Methodological Strengths

  • Two-step Mendelian randomization with IVW primary analysis and multiple sensitivity methods (weighted median, mode-based)
  • Colocalization analysis to confirm shared causal variants across traits

Limitations

  • Summary-level GWAS data limit individual-level adjustment and clinical covariates
  • BUN mediation proportion is modest; clinical translation requires prospective validation

Future Directions: Prospective cohorts integrating serial thyroid, rhythm, and renal-metabolic biomarkers should validate BUN’s mediating role and assess intervention targets.
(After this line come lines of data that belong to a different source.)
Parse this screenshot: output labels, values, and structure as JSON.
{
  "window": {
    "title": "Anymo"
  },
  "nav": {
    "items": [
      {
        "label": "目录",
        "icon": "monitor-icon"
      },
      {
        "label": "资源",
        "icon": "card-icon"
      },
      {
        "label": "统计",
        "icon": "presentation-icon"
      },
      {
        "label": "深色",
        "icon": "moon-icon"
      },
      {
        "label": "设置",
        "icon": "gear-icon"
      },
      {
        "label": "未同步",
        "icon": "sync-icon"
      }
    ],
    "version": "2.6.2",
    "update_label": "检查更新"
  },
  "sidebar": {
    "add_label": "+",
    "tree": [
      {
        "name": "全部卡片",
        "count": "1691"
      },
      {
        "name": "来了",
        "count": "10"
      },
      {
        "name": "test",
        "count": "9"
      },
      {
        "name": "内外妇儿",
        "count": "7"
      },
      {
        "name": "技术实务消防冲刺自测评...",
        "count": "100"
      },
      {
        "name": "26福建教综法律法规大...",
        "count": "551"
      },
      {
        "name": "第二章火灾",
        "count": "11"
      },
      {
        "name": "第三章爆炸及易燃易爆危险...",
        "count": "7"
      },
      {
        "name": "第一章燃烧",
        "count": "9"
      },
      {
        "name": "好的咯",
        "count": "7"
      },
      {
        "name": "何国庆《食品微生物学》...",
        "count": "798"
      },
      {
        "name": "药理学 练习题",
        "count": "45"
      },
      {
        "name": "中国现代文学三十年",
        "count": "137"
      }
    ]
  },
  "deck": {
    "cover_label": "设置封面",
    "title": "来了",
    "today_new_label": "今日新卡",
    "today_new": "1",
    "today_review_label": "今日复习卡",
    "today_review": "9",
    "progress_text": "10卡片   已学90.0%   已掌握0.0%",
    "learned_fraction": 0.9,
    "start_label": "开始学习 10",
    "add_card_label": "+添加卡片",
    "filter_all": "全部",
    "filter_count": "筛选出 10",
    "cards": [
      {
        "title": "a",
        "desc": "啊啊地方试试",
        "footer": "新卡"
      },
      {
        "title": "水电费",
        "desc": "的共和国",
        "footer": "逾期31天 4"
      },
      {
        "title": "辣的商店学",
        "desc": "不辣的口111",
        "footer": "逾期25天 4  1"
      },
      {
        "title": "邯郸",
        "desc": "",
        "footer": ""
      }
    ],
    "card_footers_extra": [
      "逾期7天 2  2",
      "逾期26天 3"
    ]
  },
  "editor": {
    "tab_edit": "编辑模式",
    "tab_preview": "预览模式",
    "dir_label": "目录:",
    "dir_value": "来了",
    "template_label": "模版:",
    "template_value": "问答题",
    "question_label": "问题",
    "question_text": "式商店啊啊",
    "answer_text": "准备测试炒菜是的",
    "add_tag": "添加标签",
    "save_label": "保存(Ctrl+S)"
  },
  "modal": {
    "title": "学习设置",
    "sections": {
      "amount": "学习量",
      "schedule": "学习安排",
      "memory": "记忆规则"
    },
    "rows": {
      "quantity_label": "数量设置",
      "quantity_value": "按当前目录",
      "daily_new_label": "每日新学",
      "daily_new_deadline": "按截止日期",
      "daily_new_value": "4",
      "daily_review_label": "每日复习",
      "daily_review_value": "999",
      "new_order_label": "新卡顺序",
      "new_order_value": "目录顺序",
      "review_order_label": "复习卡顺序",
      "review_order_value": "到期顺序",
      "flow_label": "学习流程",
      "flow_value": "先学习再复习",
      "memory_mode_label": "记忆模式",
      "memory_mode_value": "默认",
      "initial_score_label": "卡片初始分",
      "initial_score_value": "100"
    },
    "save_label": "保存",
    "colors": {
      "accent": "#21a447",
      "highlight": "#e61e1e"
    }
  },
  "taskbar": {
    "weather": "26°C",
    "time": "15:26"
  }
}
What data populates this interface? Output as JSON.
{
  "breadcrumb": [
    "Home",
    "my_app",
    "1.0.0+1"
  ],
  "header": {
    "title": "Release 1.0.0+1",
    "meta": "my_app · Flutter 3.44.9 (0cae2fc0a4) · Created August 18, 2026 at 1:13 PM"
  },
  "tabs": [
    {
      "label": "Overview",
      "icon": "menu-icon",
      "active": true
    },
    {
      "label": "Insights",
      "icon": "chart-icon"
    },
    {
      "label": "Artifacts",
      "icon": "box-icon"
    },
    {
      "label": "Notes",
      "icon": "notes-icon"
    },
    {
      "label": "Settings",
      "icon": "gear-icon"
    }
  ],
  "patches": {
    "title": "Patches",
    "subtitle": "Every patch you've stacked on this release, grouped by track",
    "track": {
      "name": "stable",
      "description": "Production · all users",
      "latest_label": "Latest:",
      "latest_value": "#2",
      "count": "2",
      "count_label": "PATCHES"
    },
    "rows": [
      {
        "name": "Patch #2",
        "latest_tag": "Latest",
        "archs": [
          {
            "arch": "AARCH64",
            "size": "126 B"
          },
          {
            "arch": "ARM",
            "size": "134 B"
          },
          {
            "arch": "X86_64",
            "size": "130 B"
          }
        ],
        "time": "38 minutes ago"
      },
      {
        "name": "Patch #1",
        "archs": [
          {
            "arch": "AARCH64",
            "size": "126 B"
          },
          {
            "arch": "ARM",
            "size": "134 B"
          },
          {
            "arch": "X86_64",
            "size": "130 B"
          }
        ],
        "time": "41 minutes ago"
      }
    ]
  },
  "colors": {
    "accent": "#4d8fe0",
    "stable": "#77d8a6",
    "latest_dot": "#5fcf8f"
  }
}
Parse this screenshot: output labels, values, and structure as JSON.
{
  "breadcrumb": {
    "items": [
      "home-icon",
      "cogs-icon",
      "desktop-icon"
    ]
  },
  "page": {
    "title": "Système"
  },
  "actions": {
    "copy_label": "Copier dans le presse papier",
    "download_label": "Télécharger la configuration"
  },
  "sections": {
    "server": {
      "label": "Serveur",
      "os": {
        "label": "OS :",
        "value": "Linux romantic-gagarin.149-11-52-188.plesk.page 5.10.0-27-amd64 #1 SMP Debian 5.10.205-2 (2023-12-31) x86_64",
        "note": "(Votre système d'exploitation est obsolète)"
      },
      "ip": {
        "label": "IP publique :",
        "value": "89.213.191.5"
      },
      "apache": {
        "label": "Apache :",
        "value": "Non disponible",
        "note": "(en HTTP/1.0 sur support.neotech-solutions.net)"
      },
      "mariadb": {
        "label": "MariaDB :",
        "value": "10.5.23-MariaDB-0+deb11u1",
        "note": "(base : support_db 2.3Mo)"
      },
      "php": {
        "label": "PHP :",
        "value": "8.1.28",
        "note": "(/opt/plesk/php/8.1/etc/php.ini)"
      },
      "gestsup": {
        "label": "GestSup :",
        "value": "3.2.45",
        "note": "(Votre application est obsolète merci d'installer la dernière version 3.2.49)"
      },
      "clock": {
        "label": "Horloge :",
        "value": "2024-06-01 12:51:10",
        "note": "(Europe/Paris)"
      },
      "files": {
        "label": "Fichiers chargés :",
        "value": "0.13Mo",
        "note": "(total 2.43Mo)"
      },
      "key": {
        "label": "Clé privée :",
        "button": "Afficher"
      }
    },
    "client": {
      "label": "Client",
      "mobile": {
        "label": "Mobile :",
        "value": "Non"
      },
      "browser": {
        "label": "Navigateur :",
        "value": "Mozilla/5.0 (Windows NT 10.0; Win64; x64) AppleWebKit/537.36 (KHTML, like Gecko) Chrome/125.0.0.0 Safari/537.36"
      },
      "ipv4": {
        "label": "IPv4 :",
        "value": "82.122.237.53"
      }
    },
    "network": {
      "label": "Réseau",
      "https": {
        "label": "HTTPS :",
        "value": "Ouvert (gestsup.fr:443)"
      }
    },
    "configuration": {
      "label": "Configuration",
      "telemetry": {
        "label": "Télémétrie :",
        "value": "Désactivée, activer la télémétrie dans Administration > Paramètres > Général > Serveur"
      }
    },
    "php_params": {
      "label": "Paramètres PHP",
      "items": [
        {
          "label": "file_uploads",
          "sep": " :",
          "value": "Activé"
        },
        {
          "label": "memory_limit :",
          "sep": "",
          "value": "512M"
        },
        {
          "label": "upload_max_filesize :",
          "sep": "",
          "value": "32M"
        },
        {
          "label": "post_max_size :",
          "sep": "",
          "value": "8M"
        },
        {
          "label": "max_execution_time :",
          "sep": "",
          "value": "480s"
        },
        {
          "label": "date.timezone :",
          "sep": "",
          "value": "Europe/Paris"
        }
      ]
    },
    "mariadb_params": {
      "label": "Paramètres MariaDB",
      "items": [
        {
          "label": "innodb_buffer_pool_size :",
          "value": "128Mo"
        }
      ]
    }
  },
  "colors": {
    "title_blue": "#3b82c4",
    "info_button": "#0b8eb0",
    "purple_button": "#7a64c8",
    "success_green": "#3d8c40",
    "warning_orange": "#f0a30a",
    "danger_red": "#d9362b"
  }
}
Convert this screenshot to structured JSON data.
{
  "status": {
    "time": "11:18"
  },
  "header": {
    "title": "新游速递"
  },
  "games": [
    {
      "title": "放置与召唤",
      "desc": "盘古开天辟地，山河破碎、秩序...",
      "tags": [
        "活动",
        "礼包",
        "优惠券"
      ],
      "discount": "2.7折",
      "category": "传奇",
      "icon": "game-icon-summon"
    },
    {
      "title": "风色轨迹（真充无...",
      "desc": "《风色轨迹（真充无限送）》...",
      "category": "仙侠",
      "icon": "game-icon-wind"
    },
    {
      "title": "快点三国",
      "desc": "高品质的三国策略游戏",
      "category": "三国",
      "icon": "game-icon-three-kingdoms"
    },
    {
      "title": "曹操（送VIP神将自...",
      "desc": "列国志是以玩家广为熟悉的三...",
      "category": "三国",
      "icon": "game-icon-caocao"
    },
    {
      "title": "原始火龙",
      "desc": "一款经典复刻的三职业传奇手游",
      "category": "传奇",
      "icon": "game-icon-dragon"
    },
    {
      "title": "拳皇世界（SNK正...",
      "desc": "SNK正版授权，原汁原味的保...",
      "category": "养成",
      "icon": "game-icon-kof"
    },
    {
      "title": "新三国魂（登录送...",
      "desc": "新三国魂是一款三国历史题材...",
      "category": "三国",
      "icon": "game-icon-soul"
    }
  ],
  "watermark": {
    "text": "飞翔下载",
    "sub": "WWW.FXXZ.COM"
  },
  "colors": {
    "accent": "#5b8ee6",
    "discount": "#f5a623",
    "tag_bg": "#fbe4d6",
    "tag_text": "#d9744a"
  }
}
3. Prenatal PFAS exposure associates with DXA assessed markers of adiposity in 7-year-old children from the Odense Child Cohort.

7.1Level IICohortEnvironmental research · 2025PMID: 40086573

In 881 mother–child pairs, higher maternal PFOA levels in early pregnancy were associated with greater total and android fat at age 7 in girls, with similar trends for PFNA and PFDA, while PFOS was linked to lower BMI in both sexes. Findings underscore sex-specific effects and the value of DXA over BMI in pediatric adiposity assessment.

Impact: Links prenatal exposure to endocrine-disrupting PFAS with DXA-defined adiposity in children using a well-characterized cohort, advancing developmental origins of health and disease research.

Clinical Implications: Public health strategies should consider reducing prenatal PFAS exposure; pediatric risk assessments may benefit from sex-specific thresholds and DXA-based body composition when feasible.

Key Findings

  • Maternal PFOA was associated with higher total fat (+2.0%) and android fat (+3.8%) at age 7 in girls per 1 ng/mL increase.
  • PFNA and PFDA showed similar positive trends with adiposity in girls, while higher PFOS correlated with lower BMI in both sexes.
  • DXA-based measures revealed associations not fully captured by BMI, highlighting measurement sensitivity.

Methodological Strengths

  • Prospective birth cohort with early pregnancy PFAS quantification and DXA body composition at age 7
  • Sex-stratified multiple linear regression analyses with confidence intervals

Limitations

  • Observational design cannot prove causality; residual confounding (diet, socioeconomic factors) possible
  • Single time-point PFAS measures may not capture exposure dynamics; generalizability beyond Denmark uncertain

Future Directions: Longitudinal replication with repeated PFAS measurements, endocrine biomarker panels, and puberty outcomes; mechanistic studies on sex-specific adipogenesis.